Am Wochenende stellte US-Finanzminister Henry Paulson seinen Rettungsplan vor, der vorsieht, dass die Regulierungsbehörde für Hausfinanzierungen auf unbestimmte Zeit die Führung der Baugiganten übernehmen wird. Die neuen Vorstände sind nicht mehr verpflichtet, die Interessen der Aktionäre zu vertreten – insofern werden vorerst keine Dividenden ausgeschüttet. Allerdings hat sich das Finanzministerium bereit erklärt, für jeweils bis zu 100 Milliarden Dollar Vorzugsaktien der Banken zu zeichnen und ihnen zudem Anleihen abzukaufen. Die Kurse von Fannie Mae und Freddie Mac waren innerhalb des letzten Jahres um rund 90 Prozent gefallen; die Haushaltsbehörde des US-Kongresses geht daher von etwa 25 Milliarden US-Dollar Kosten für die Steuerzahler aus. Aufgrund der hohen Risiken und Abschreibungen schätzen Finanzexperten die Gesamt-Belastung jedoch auf 300 Milliarden US-Dollar und mehr.

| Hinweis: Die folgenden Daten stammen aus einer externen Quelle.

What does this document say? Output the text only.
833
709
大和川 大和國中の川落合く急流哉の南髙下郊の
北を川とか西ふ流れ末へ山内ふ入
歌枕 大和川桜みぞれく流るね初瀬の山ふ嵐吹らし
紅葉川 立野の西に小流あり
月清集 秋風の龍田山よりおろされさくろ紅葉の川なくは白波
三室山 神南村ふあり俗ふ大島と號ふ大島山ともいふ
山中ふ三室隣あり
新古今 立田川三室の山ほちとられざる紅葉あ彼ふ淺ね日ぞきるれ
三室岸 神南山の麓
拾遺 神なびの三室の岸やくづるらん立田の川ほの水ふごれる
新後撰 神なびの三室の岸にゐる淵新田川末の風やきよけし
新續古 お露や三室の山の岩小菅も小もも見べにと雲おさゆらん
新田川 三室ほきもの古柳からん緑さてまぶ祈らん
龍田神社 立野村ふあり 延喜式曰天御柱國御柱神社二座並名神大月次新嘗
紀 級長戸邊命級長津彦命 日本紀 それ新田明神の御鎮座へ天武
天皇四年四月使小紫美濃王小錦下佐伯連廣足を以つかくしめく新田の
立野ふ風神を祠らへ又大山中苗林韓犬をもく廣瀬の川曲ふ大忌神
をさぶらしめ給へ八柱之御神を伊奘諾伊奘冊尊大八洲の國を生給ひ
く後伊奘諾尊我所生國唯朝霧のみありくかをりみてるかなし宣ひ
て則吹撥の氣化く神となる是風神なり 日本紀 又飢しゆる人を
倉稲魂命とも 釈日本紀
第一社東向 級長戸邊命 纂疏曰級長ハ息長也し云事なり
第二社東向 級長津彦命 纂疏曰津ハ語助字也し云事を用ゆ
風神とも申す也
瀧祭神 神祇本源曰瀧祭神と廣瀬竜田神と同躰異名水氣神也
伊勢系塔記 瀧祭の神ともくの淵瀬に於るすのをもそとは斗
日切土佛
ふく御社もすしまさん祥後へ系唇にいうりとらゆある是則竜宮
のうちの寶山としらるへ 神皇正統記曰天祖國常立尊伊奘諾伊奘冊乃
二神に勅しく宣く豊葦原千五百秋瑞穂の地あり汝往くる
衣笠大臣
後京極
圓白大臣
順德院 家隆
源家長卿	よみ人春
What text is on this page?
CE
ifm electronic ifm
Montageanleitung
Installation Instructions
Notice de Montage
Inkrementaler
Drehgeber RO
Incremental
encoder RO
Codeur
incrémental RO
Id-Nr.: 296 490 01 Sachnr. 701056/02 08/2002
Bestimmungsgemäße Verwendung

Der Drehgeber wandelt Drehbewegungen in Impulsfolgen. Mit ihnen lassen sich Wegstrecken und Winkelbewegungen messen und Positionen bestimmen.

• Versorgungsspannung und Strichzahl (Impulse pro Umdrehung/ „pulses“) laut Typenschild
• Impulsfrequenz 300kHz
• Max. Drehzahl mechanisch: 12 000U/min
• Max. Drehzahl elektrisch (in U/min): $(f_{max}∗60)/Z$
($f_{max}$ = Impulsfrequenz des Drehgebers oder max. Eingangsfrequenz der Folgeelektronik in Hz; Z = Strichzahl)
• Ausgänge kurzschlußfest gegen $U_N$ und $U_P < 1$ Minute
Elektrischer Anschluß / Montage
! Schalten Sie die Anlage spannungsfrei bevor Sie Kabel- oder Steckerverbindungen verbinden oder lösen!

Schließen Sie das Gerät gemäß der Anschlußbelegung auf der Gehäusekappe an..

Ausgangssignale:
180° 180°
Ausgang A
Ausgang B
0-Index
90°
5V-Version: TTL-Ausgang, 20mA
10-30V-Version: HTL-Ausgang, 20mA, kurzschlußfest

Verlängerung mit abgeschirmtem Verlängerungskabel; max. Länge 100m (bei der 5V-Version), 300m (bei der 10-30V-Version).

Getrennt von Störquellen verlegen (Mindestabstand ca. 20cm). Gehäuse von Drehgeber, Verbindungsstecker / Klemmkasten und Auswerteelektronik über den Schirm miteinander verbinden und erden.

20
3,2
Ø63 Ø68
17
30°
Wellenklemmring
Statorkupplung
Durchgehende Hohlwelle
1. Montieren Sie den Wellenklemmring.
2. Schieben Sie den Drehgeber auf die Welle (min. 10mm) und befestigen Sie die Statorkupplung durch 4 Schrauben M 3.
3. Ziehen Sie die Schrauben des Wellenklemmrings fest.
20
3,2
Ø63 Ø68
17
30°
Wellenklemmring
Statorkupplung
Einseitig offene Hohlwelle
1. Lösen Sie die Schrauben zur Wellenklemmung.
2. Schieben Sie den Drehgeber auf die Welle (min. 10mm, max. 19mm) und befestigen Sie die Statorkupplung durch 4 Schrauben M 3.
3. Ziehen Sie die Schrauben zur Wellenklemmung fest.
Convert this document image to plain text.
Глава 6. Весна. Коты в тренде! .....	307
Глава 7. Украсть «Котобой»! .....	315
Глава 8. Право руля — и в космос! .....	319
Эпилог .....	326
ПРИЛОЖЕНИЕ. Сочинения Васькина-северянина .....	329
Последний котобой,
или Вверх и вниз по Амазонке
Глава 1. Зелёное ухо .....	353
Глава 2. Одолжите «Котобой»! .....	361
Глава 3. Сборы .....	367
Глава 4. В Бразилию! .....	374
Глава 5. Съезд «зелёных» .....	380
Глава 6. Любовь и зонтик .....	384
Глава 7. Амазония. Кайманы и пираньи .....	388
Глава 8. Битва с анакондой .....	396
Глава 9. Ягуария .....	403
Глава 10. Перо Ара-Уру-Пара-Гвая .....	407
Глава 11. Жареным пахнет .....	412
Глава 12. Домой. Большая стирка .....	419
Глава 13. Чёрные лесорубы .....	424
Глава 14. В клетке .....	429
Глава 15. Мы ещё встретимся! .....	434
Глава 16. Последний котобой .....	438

Dieser Fall beweist einmal mehr, wie sehr sich die Heilslehre der allumfassenden Marktwirtschaft von den realen Zusammenhängen abgekoppelt hat. Gerade Banken dürfen nicht wie „normale“ Unternehmen behandelt werden, zu bedeutsam sind sie für eine funktionierende nationale und internationale Wirtschaft. Im Falle einer Pleite – auch bei kleineren Banken – haften an letzter Stelle immer die SteuerzahlerInnen. Die Rettung und staatliche Kontrolle von Fannie Mae und Freddie Mac bewahrt vor noch größeren Verlusten, hätte allerdings schon früher geschehen müssen. Letztlich handelt es sich um eine Maßnahme zur Symptombekämpfung. Um vergleichbare Spekulationsblasen und Wirtschaftskrisen in Zukunft zu vermeiden, muss das Finanzsystem insgesamt kritisch überprüft und neu reguliert werden. Attac hat in einem Positionspapier eine umfassende Liste von Forderungen mit notwendigen Regulierungsmaßnahmen zusammengestellt. Der derzeitige Leidensdruck ist groß genug – auf der Suche nach Auswegen wird die Politik an unseren Alternativen kaum vorbeikommen.